The Indonesian Government has enacted Law No. 16 of 2025 on the Fourth Amendment to Law No. 19 of 2003 on State-Owned Enterprises (“Fourth Amendment”). The initial Law No. 19 of 2003 established the basic structure for the management of State-Owned Enterprises (“SOE”) and positioned the Minister of SOEs in a dual role as both regulator and shareholder of SOEs. Earlier this year, through the third amendment of the SOE Law, the government introduced Daya Anagata Nusantara Investment Management Agency (“BPI Danantara”), separating the State's operational and investment functions, allowing professional management of strategic assets. The Fourth Amendment now completes this separation by designating SOE Regulatory Agency (Badan Pengaturan BUMN or “BP BUMN”) as the sole regulator and supervisor.
Key Changes
The Ministry of SOE has officially been transformed into BP BUMN, led by the Head of BP BUMN acting as the representative of the Central Government and the regulator of SOEs. BP BUMN is responsible for formulating, regulating, supervising, coordinating, and overseeing the implementation of SOE management policies. This institutional change addresses the long-standing issue of the Minister’s dual function by clearly separating the State’s roles into a dedicated regulator (BP BUMN) and an investment operator (BPI Danantara).
The Fourth Amendment maintains the change introduced by the third amendment of the SOE Law, which shifted from the earlier approach where the State held a single special Dwiwarna share to a standardized requirement that the State must hold 1% Series A Dwiwarna shares, ensuring a clear statutory minimum for State ownership.
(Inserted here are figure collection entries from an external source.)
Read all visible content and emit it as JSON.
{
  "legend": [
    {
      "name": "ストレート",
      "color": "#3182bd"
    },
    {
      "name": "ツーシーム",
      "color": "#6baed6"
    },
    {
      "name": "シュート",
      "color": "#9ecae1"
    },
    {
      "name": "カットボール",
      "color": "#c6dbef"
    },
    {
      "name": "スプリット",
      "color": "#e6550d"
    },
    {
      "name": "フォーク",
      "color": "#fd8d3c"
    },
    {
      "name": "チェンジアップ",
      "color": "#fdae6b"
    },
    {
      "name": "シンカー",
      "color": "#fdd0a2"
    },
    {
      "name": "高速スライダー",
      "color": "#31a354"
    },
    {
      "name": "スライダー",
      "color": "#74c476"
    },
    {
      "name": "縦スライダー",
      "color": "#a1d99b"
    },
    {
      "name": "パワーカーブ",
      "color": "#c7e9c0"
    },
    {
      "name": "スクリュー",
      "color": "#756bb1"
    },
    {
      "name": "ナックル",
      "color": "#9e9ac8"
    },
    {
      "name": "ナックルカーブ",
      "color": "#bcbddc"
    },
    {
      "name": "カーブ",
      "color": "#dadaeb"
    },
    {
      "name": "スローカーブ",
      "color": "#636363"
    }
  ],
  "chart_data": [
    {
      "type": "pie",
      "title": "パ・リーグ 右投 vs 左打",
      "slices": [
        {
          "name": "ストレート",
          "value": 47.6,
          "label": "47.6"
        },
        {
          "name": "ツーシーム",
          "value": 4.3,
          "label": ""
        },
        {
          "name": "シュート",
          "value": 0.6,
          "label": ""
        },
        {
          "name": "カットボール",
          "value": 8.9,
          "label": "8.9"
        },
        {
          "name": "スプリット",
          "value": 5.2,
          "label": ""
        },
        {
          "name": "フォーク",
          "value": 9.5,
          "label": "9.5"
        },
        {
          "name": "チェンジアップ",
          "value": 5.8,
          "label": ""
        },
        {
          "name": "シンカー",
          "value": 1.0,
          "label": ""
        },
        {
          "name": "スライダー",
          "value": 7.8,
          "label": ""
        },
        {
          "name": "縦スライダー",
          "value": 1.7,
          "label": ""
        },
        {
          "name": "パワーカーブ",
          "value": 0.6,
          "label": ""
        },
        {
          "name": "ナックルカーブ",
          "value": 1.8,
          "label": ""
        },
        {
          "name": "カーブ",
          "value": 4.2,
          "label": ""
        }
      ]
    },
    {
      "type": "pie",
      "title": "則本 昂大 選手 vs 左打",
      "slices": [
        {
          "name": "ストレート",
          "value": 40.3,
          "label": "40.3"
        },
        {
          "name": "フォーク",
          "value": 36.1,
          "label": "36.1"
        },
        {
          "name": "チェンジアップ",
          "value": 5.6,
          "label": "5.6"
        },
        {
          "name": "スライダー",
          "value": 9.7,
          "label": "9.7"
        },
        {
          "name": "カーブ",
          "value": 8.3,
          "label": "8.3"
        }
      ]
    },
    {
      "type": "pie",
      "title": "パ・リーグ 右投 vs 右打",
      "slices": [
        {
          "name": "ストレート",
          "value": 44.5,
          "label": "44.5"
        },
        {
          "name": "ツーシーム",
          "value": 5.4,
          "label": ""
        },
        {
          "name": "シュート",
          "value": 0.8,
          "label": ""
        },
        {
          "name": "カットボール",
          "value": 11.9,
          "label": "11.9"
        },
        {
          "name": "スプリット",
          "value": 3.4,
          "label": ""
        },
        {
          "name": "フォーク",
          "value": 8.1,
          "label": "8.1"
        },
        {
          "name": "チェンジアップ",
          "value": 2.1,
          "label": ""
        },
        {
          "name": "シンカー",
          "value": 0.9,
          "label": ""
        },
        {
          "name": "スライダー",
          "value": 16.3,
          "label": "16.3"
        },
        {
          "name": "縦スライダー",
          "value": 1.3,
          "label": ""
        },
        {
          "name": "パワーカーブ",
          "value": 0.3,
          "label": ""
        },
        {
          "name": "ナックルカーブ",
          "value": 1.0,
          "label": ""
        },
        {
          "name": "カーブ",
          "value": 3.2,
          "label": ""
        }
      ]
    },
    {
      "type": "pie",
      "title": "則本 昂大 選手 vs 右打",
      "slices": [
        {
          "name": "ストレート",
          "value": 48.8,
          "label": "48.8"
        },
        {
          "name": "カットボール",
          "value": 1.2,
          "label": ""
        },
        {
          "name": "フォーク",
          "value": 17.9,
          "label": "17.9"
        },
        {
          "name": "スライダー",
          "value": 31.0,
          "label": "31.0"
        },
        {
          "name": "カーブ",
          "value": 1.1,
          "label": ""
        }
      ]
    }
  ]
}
It further clarifies that this 1% is exercised through the Head of BP BUMN, while the remaining 99% Series B shares are held by BPI Danantara. Despite its small percentage, the Series A Dwiwarna share grants the State veto rights over strategic matters, including board appointments and dismissals, major corporate actions, and amendments to the Articles of Association, ensuring continued State control. In addition, dividends from this special share may now be managed directly by BP BUMN, subject to approval from the President, ensuring that their use remains aligned with aligned with national policy priorities and Presidential oversight.
The SOE Law reinforces good corporate governance in SOEs by ensuring greater independence and accountability. It prohibits Ministers and Vice Ministers from serving on SOE boards to prevent conflicts of interest and maintain a clear separation between regulatory and operational functions. It also removes the previous provision stating that SOE directors, commissioners, and supervisory board members are not state officials, reaffirming their legal accountability.
In addition, the amendment also opens the possibility for foreign nationals to serve as directors in State Share Companies (Perusahaan Perseroan or “Persero”). While the general rule still requires directors to be Indonesian citizens, BP BUMN is now allowed to waive this requirement to provide Persero with more flexibility when specific expertise is needed. This exemption applies only to Persero, and does not extend to Public Company (Perusahaan Umum) SOEs.
The Fourth Amendment also expands the Audit Board of Indonesia’s (Badan Pemeriksa Keuangan or “BPK”) authority over SOEs by placing SOEs within the State’s financial accountability framework. Previously, BPK could only audit SOEs for specific purposes and only when requested by the House of Representatives. Under the new provision, BPK may carry out audits based on its general mandate under the national state-finance framework and the applicable state audit standards, without requiring a request from the House of Representatives. This change enables BPK to conduct independent and regular financial audits of SOEs, ensuring stronger and more consistent oversight.
Conclusion
The SOE Law represents a major milestone in the reform of Indonesia’s SOE governance framework. By establishing BP BUMN, enhancing governance standards, and expanding BPK’s audit authority, the government seeks to strengthen institutional accountability and transparency within SOEs. These changes are expected to promote more professional management, reduce potential conflicts of interest, and align Indonesia’s SOE governance with international best practices.